Reedy CreekMiddle School
Published Sat, Feb 19, 2011 02:00 AM
Modified Sat, Feb 19, 2011 04:06 AM
Civil War is real in hands-on history lesson
Reprinted with permission from the author and photographer Ted Richardson, Staff Writer of the Raleigh News and Observer
PHOTOS BY TED RICHARDSON - email@example.com
BY TED RICHARDSON - Staff Writer
CARY -- After spending three weeks studying the American Civil War, eighth-graders at Reedy Creek Middle School ditched their books Friday for history they could touch, see and hear.
Thirty re-enactors from the 26th North Carolina Troops helped the school commemorate the 150th anniversary of the start of the war, and put nearly 300 Cary students a huge step closer to those historic battlefields.
Students gathered in clusters at stations around the school's soccer field, glued to a variety of three-dimensional lessons. They learned how to treat a battle wound, load a musket, march in formation - even how a lady could hide a pistol in her hoop skirt.
They're actually showing us everything," said eighth-grader Mark Mulligan. "It's way cooler than reading about it or just seeing pictures on a page."
The previous day, students had transformed the hallways of the school into a Civil War museum with posters, charts and projects, and guided their families from room to room. At the end of the evening, the eighth-grade band played a selection of Civil War battle tunes.
On Friday, the lessons moved outside, where students were rapt with a class on infantry tactics.
"This could have been you," said re-enactor Raymond Robinson of Morganton. "Back then, you were off to fight when you were about 15 years old," not much older than the kids staring wide-eyed at Robinson's flags and muskets.
"I'm just glad I didn't live back then," said eighth-grader Melissa Markham, having just heard all about bullet wounds, gangrene and field amputations.
Horse-drawn caissons and three successive cannon blasts capped off Civil War Day at Reedy Creek.
The blasts also triggered at least two 911 calls in Cary. One call, dispatchers say, was from a man who said his windows were shaking, while the other came from an elderly caller who thought the world might be ending.
The 26th NCT is based in Rutherfordton, west of Charlotte, but draws members from around the state. They are the largest re-enactment unit in the state, and are proud of the realism they create while honoring the legacy of their regiment.
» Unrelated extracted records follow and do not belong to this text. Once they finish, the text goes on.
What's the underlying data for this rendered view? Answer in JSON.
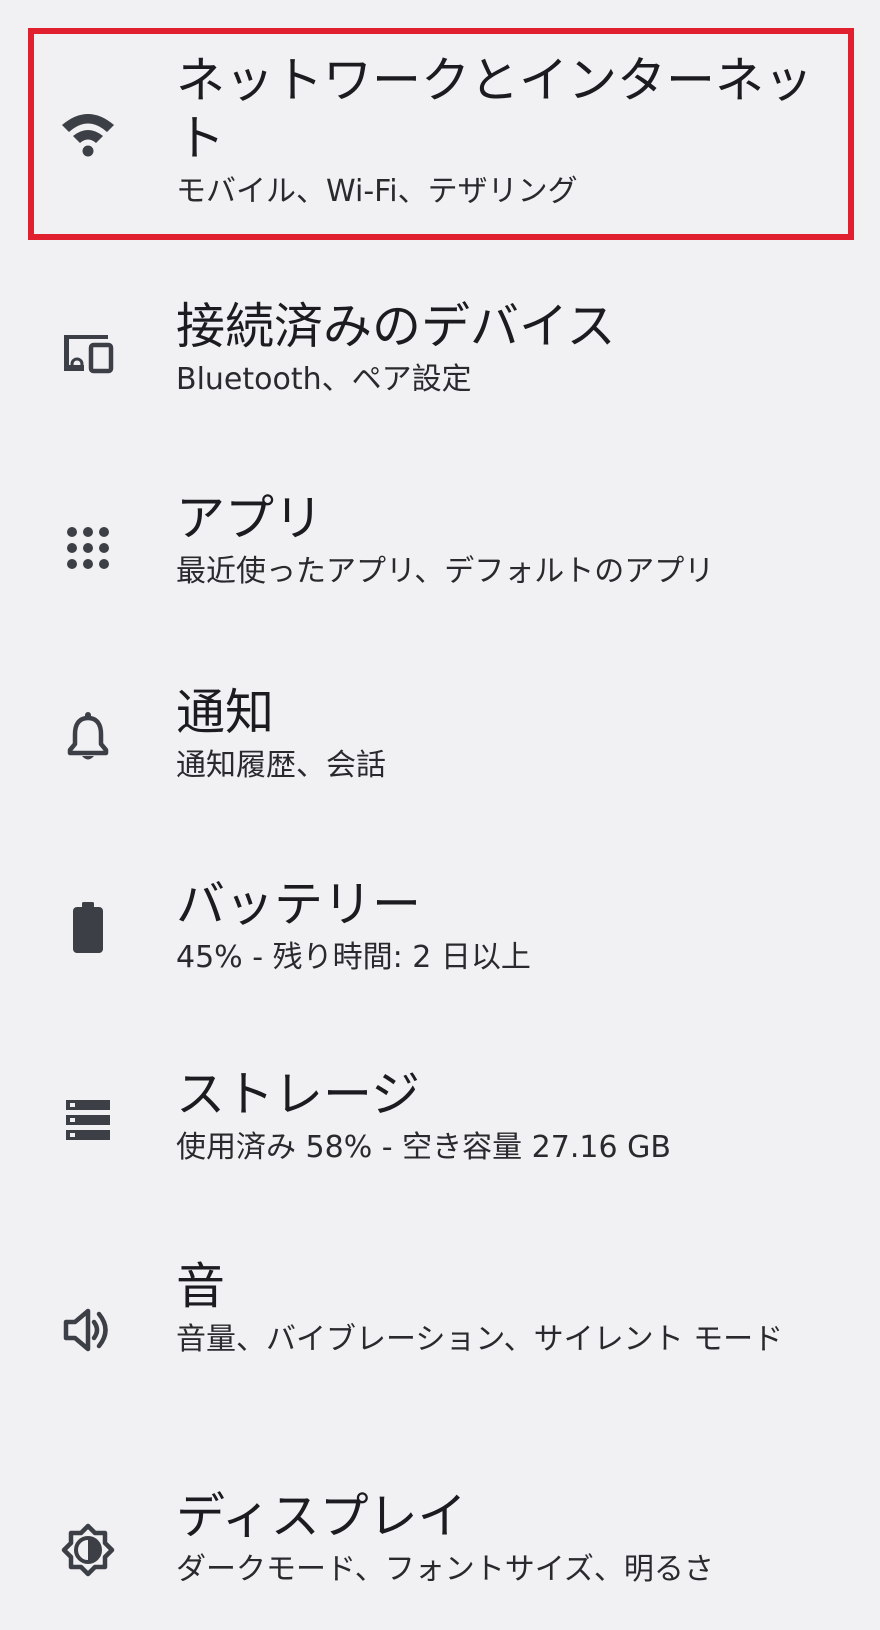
{
  "settings": {
    "items": [
      {
        "id": "network",
        "icon": "wifi-icon",
        "title": "ネットワークとインターネット",
        "subtitle": "モバイル、Wi-Fi、テザリング"
      },
      {
        "id": "devices",
        "icon": "connected-devices-icon",
        "title": "接続済みのデバイス",
        "subtitle": "Bluetooth、ペア設定"
      },
      {
        "id": "apps",
        "icon": "apps-grid-icon",
        "title": "アプリ",
        "subtitle": "最近使ったアプリ、デフォルトのアプリ"
      },
      {
        "id": "notifications",
        "icon": "bell-icon",
        "title": "通知",
        "subtitle": "通知履歴、会話"
      },
      {
        "id": "battery",
        "icon": "battery-icon",
        "title": "バッテリー",
        "subtitle": "45% - 残り時間: 2 日以上"
      },
      {
        "id": "storage",
        "icon": "storage-icon",
        "title": "ストレージ",
        "subtitle": "使用済み 58% - 空き容量 27.16 GB"
      },
      {
        "id": "sound",
        "icon": "speaker-icon",
        "title": "音",
        "subtitle": "音量、バイブレーション、サイレント モード"
      },
      {
        "id": "display",
        "icon": "brightness-icon",
        "title": "ディスプレイ",
        "subtitle": "ダークモード、フォントサイズ、明るさ"
      }
    ]
  },
  "colors": {
    "background": "#f1f1f4",
    "icon": "#3c4046",
    "highlight_border": "#e0202e"
  }
}
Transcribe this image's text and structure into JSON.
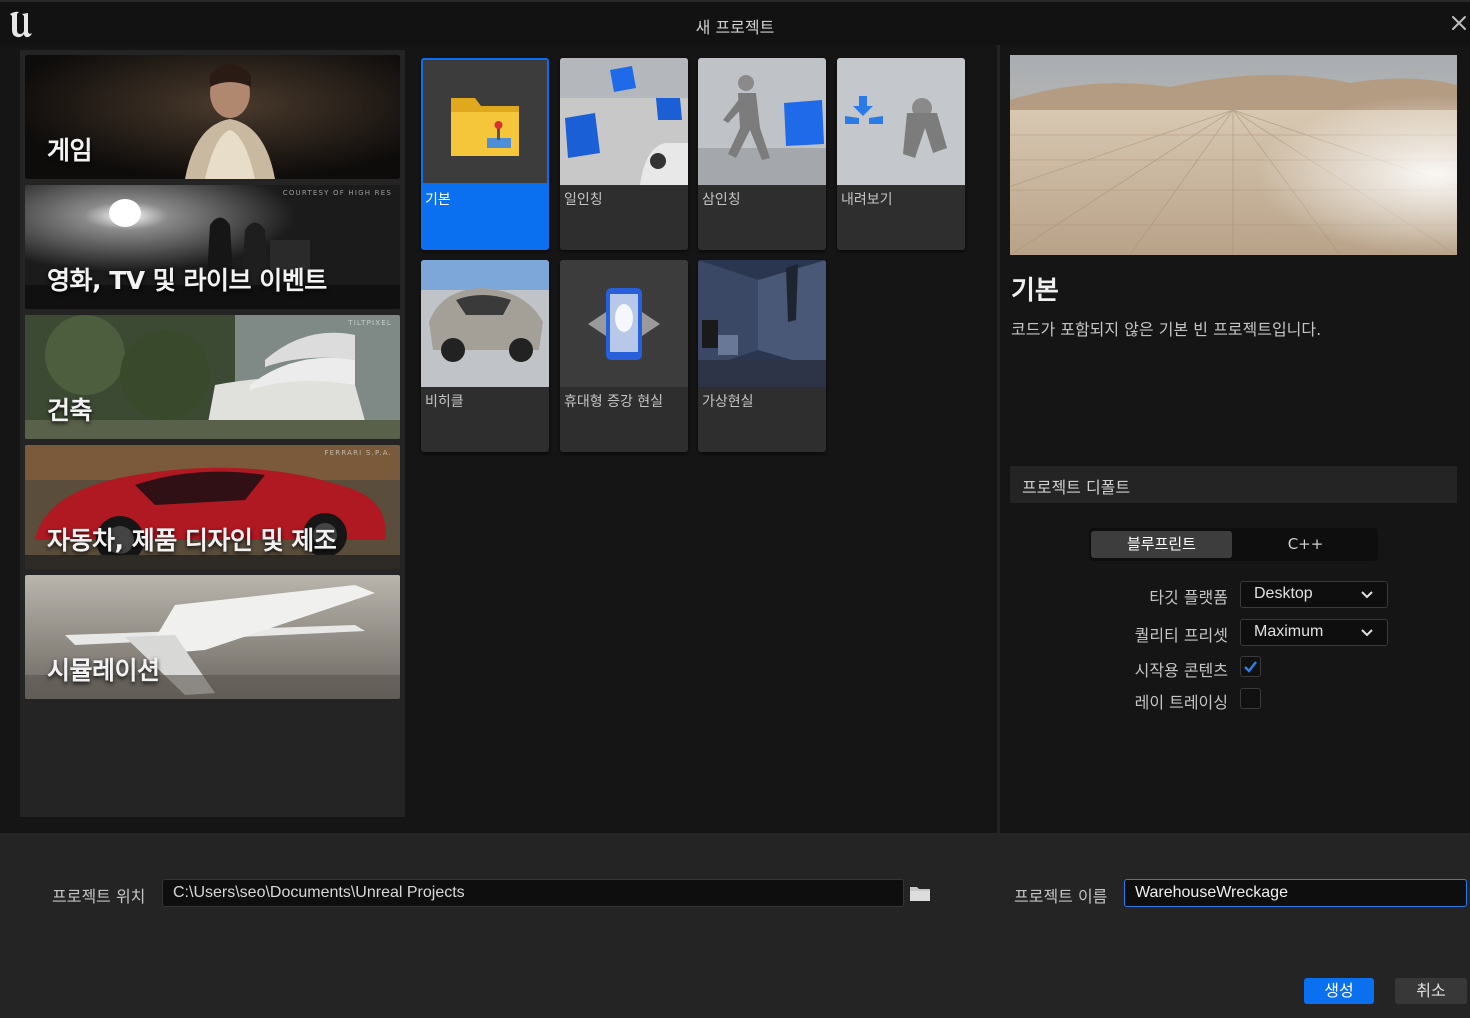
{
  "window": {
    "title": "새 프로젝트"
  },
  "categories": [
    {
      "label": "게임",
      "credit": "",
      "selected": true
    },
    {
      "label": "영화, TV 및 라이브 이벤트",
      "credit": "COURTESY OF HIGH RES"
    },
    {
      "label": "건축",
      "credit": "TILTPIXEL"
    },
    {
      "label": "자동차, 제품 디자인 및 제조",
      "credit": "FERRARI S.P.A."
    },
    {
      "label": "시뮬레이션",
      "credit": ""
    }
  ],
  "templates": [
    {
      "label": "기본",
      "selected": true
    },
    {
      "label": "일인칭"
    },
    {
      "label": "삼인칭"
    },
    {
      "label": "내려보기"
    },
    {
      "label": "비히클"
    },
    {
      "label": "휴대형 증강 현실"
    },
    {
      "label": "가상현실"
    }
  ],
  "details": {
    "title": "기본",
    "description": "코드가 포함되지 않은 기본 빈 프로젝트입니다.",
    "defaults_header": "프로젝트 디폴트",
    "lang_options": [
      "블루프린트",
      "C++"
    ],
    "lang_selected": "블루프린트",
    "target_platform_label": "타깃 플랫폼",
    "target_platform_value": "Desktop",
    "quality_preset_label": "퀄리티 프리셋",
    "quality_preset_value": "Maximum",
    "starter_content_label": "시작용 콘텐츠",
    "starter_content_checked": true,
    "raytracing_label": "레이 트레이싱",
    "raytracing_checked": false
  },
  "bottom": {
    "location_label": "프로젝트 위치",
    "location_value": "C:\\Users\\seo\\Documents\\Unreal Projects",
    "name_label": "프로젝트 이름",
    "name_value": "WarehouseWreckage",
    "create_label": "생성",
    "cancel_label": "취소"
  },
  "colors": {
    "accent": "#0a70f0",
    "background": "#151515",
    "panel": "#242424"
  }
}
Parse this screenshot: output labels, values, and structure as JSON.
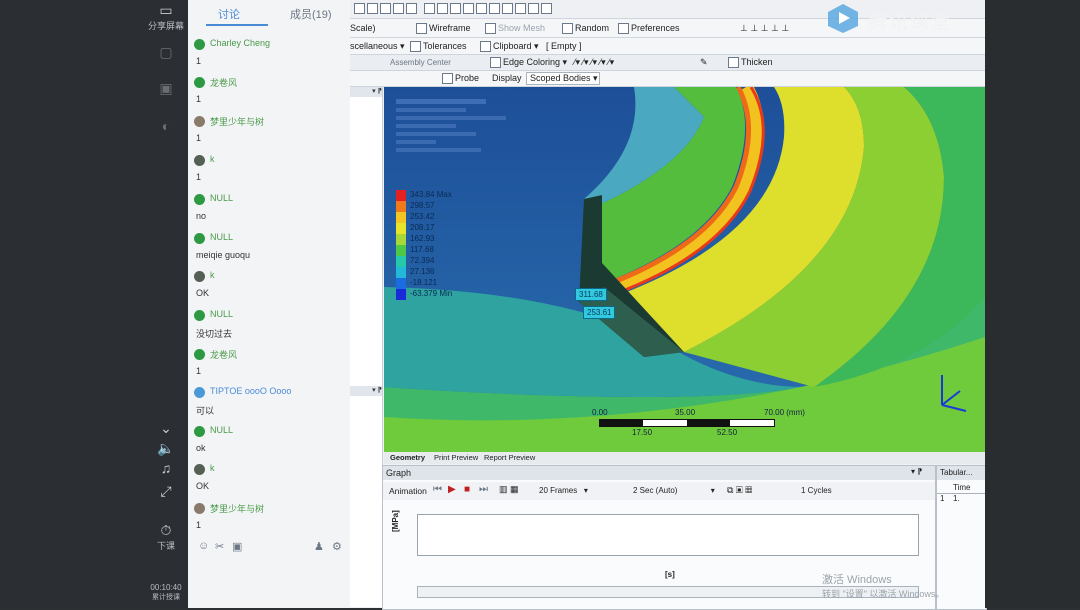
{
  "left_sidebar": {
    "share_screen": "分享屏幕",
    "leave_class": "下课",
    "timer": "00:10:40",
    "timer_label": "累计授课"
  },
  "chat": {
    "tabs": [
      "讨论",
      "成员(19)"
    ],
    "messages": [
      {
        "name": "Charley Cheng",
        "text": "1"
      },
      {
        "name": "龙卷风",
        "text": "1"
      },
      {
        "name": "梦里少年与树",
        "text": "1"
      },
      {
        "name": "k",
        "text": "1"
      },
      {
        "name": "NULL",
        "text": "no"
      },
      {
        "name": "NULL",
        "text": "meiqie guoqu"
      },
      {
        "name": "k",
        "text": "OK"
      },
      {
        "name": "NULL",
        "text": "没切过去"
      },
      {
        "name": "龙卷风",
        "text": "1"
      },
      {
        "name": "TIPTOE oooO Oooo",
        "text": "可以"
      },
      {
        "name": "NULL",
        "text": "ok"
      },
      {
        "name": "k",
        "text": "OK"
      },
      {
        "name": "梦里少年与树",
        "text": "1"
      }
    ]
  },
  "watermark": {
    "brand": "腾讯课堂"
  },
  "toolbar": {
    "scale": "Scale)",
    "wireframe": "Wireframe",
    "show_mesh": "Show Mesh",
    "random": "Random",
    "preferences": "Preferences",
    "miscellaneous": "scellaneous",
    "tolerances": "Tolerances",
    "clipboard": "Clipboard",
    "empty": "[ Empty ]",
    "assembly_center": "Assembly Center",
    "edge_coloring": "Edge Coloring",
    "thicken": "Thicken",
    "probe": "Probe",
    "display": "Display",
    "scoped_bodies": "Scoped Bodies"
  },
  "legend": {
    "entries": [
      {
        "label": "343.84 Max",
        "color": "#e52020"
      },
      {
        "label": "298.57",
        "color": "#f07a1a"
      },
      {
        "label": "253.42",
        "color": "#f4c623"
      },
      {
        "label": "208.17",
        "color": "#e8e42a"
      },
      {
        "label": "162.93",
        "color": "#a8d838"
      },
      {
        "label": "117.68",
        "color": "#4fc84a"
      },
      {
        "label": "72.394",
        "color": "#25c8a8"
      },
      {
        "label": "27.136",
        "color": "#22b8d8"
      },
      {
        "label": "-18.121",
        "color": "#1a6ce0"
      },
      {
        "label": "-63.379 Min",
        "color": "#1a2ad8"
      }
    ]
  },
  "probes": [
    "311.68",
    "253.61"
  ],
  "scale_bar": {
    "top": [
      "0.00",
      "35.00",
      "70.00 (mm)"
    ],
    "bottom": [
      "17.50",
      "52.50"
    ]
  },
  "bottom_tabs": [
    "Geometry",
    "Print Preview",
    "Report Preview"
  ],
  "graph": {
    "title": "Graph",
    "animation": "Animation",
    "frames": "20 Frames",
    "duration": "2 Sec (Auto)",
    "cycles": "1 Cycles",
    "y_label": "[MPa]",
    "x_label": "[s]"
  },
  "tabular": {
    "title": "Tabular...",
    "col_time": "Time",
    "row1_index": "1",
    "row1_value": "1."
  },
  "windows_activation": {
    "line1": "激活 Windows",
    "line2": "转到 \"设置\" 以激活 Windows。"
  }
}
The nearly $3,000 they earned Friday will go toward artifact restoration at the N.C. Museum of History in Raleigh, said the group's treasurer, Sam Prestipino of Raleigh.
Teacher Rita Gibson organized the on-site Civil War Day a few months back. With school budgets being so tight, she was thrilled with the cost savings of not traveling.
"Field trips are hugely expensive," Gibson said. "We saved money, and instead of being stuck on a bus, the kids had all day to enjoy this."
Still perched in the saddle after commanding the end-of-day artillery display, David Stanley invited a group of students to come pet his horse. "Can you imagine 50 of those guns firing at Gettysburg?" he asked.
Stanley, a retired Army lieutenant colonel, was pleased with the day's results.
"We brought these kids a touch of reality," he said. "They got to feel history."